A review by book_concierge
Deviant by Harold Schechter

3.0

The subtitle is all the synopsis anyone needs: The Shocking True Story of Ed Gein, the Original “Psycho”.

The residents of Plainfield Wisconsin were more than a little concerned when the owner of a local tavern disappeared in December 1955. She was a middle-aged woman with a no-nonsense attitude and a somewhat mysterious past, but who would want to kill her? Yet the evidence was clear: a pool a blood on the floor, a spent .32-caliber cartridge nearby, and a bloody trail indicating the body had been dragged out the door to a spot in the parking lot where presumably it was loaded into a truck.

Nearly two years later another middle-aged store-owner disappeared from Plainfield.
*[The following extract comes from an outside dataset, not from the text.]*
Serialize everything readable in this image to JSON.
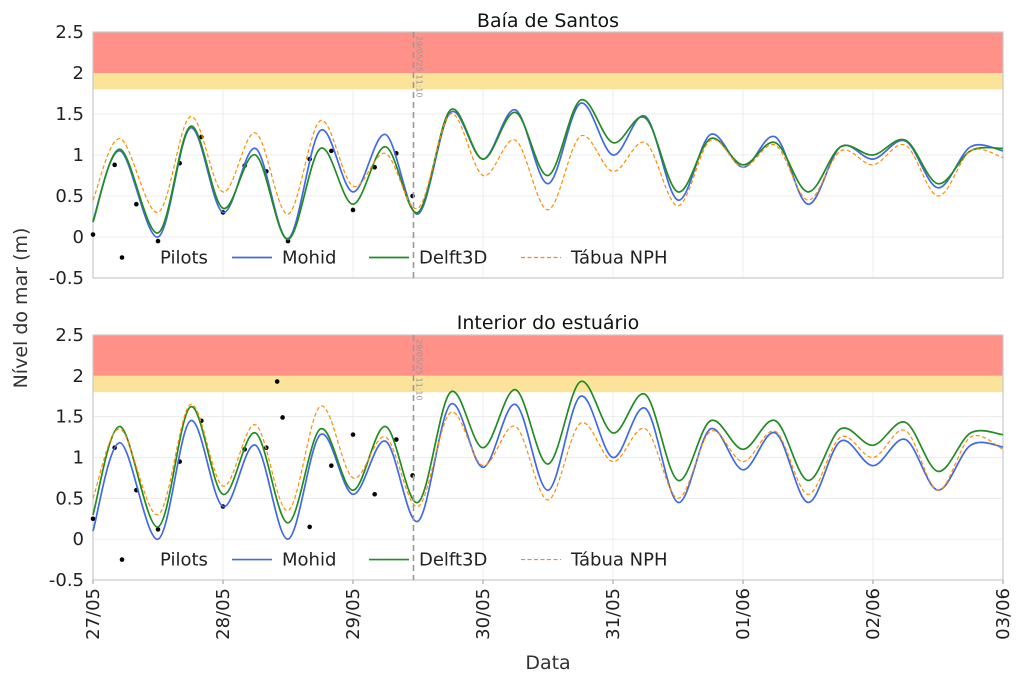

But this time authorities quickly honed in on the mild-mannered little man whom everyone thought of as odd but harmless. What they found at Ed Gein’s farmhouse, however, would shock not only the residents of Plainfield, but the entire nation. The gruesome case captured the attention of a novelist, who wrote Psycho based on Gein’s story, and that captured the attention of Alfred Hitchcock.
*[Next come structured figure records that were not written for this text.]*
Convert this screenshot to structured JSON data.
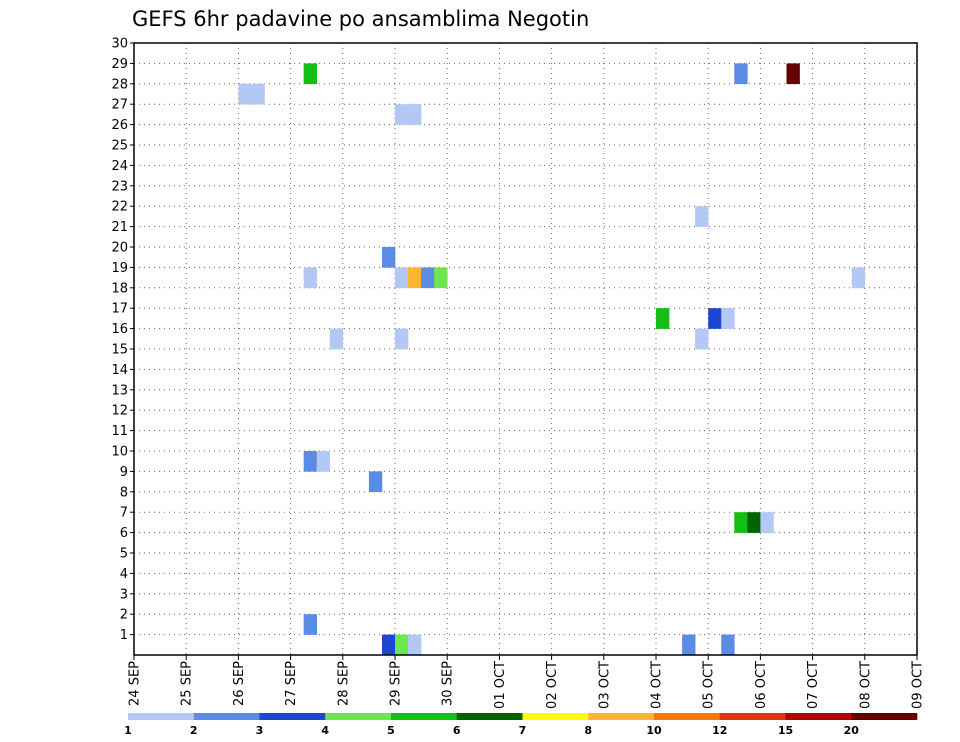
{
  "chart_data": {
    "type": "heatmap",
    "title": "GEFS 6hr padavine po ansamblima Negotin",
    "xlabel": "",
    "ylabel": "",
    "x_ticks": [
      "24 SEP",
      "25 SEP",
      "26 SEP",
      "27 SEP",
      "28 SEP",
      "29 SEP",
      "30 SEP",
      "01 OCT",
      "02 OCT",
      "03 OCT",
      "04 OCT",
      "05 OCT",
      "06 OCT",
      "07 OCT",
      "08 OCT",
      "09 OCT"
    ],
    "y_ticks": [
      1,
      2,
      3,
      4,
      5,
      6,
      7,
      8,
      9,
      10,
      11,
      12,
      13,
      14,
      15,
      16,
      17,
      18,
      19,
      20,
      21,
      22,
      23,
      24,
      25,
      26,
      27,
      28,
      29,
      30
    ],
    "ylim": [
      0,
      30
    ],
    "grid": true,
    "time_step_hours": 6,
    "colorbar": {
      "levels": [
        "1",
        "2",
        "3",
        "4",
        "5",
        "6",
        "7",
        "8",
        "10",
        "12",
        "15",
        "20"
      ],
      "colors": [
        "#b4c8f5",
        "#5a8ce6",
        "#1e46d2",
        "#6ee650",
        "#14be14",
        "#006400",
        "#ffff00",
        "#ffb432",
        "#ff7800",
        "#e63214",
        "#b40000",
        "#640000"
      ]
    },
    "cells": [
      {
        "day": "26 SEP",
        "hour": 0,
        "ensemble": 27,
        "mm": 1
      },
      {
        "day": "26 SEP",
        "hour": 6,
        "ensemble": 27,
        "mm": 1
      },
      {
        "day": "27 SEP",
        "hour": 6,
        "ensemble": 28,
        "mm": 5
      },
      {
        "day": "27 SEP",
        "hour": 6,
        "ensemble": 18,
        "mm": 1
      },
      {
        "day": "27 SEP",
        "hour": 6,
        "ensemble": 9,
        "mm": 2
      },
      {
        "day": "27 SEP",
        "hour": 12,
        "ensemble": 9,
        "mm": 1
      },
      {
        "day": "27 SEP",
        "hour": 6,
        "ensemble": 1,
        "mm": 2
      },
      {
        "day": "27 SEP",
        "hour": 18,
        "ensemble": 15,
        "mm": 1
      },
      {
        "day": "28 SEP",
        "hour": 12,
        "ensemble": 8,
        "mm": 2
      },
      {
        "day": "28 SEP",
        "hour": 18,
        "ensemble": 19,
        "mm": 2
      },
      {
        "day": "28 SEP",
        "hour": 18,
        "ensemble": 0,
        "mm": 3
      },
      {
        "day": "29 SEP",
        "hour": 0,
        "ensemble": 26,
        "mm": 1
      },
      {
        "day": "29 SEP",
        "hour": 6,
        "ensemble": 26,
        "mm": 1
      },
      {
        "day": "29 SEP",
        "hour": 0,
        "ensemble": 18,
        "mm": 1
      },
      {
        "day": "29 SEP",
        "hour": 6,
        "ensemble": 18,
        "mm": 8
      },
      {
        "day": "29 SEP",
        "hour": 12,
        "ensemble": 18,
        "mm": 2
      },
      {
        "day": "29 SEP",
        "hour": 0,
        "ensemble": 15,
        "mm": 1
      },
      {
        "day": "29 SEP",
        "hour": 0,
        "ensemble": 0,
        "mm": 4
      },
      {
        "day": "29 SEP",
        "hour": 6,
        "ensemble": 0,
        "mm": 1
      },
      {
        "day": "29 SEP",
        "hour": 18,
        "ensemble": 18,
        "mm": 4
      },
      {
        "day": "04 OCT",
        "hour": 0,
        "ensemble": 16,
        "mm": 5
      },
      {
        "day": "04 OCT",
        "hour": 12,
        "ensemble": 0,
        "mm": 2
      },
      {
        "day": "04 OCT",
        "hour": 18,
        "ensemble": 21,
        "mm": 1
      },
      {
        "day": "04 OCT",
        "hour": 18,
        "ensemble": 15,
        "mm": 1
      },
      {
        "day": "05 OCT",
        "hour": 0,
        "ensemble": 16,
        "mm": 3
      },
      {
        "day": "05 OCT",
        "hour": 6,
        "ensemble": 16,
        "mm": 1
      },
      {
        "day": "05 OCT",
        "hour": 6,
        "ensemble": 0,
        "mm": 2
      },
      {
        "day": "05 OCT",
        "hour": 12,
        "ensemble": 6,
        "mm": 5
      },
      {
        "day": "05 OCT",
        "hour": 18,
        "ensemble": 6,
        "mm": 6
      },
      {
        "day": "05 OCT",
        "hour": 12,
        "ensemble": 28,
        "mm": 2
      },
      {
        "day": "06 OCT",
        "hour": 0,
        "ensemble": 6,
        "mm": 1
      },
      {
        "day": "06 OCT",
        "hour": 12,
        "ensemble": 28,
        "mm": 20
      },
      {
        "day": "07 OCT",
        "hour": 18,
        "ensemble": 18,
        "mm": 1
      }
    ]
  }
}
Schechter writes a detailed account of Gein’s upbringing (as best as he could re-create it), the events and suspicions of the townspeople, his trial and his life in a mental institution. I was too young to know the details at the time the crimes were committed, but I vividly remember the renewed interest when Gein passed away. I’ve always like “true crime” books, and this is a pretty good, though not great, example of the genre.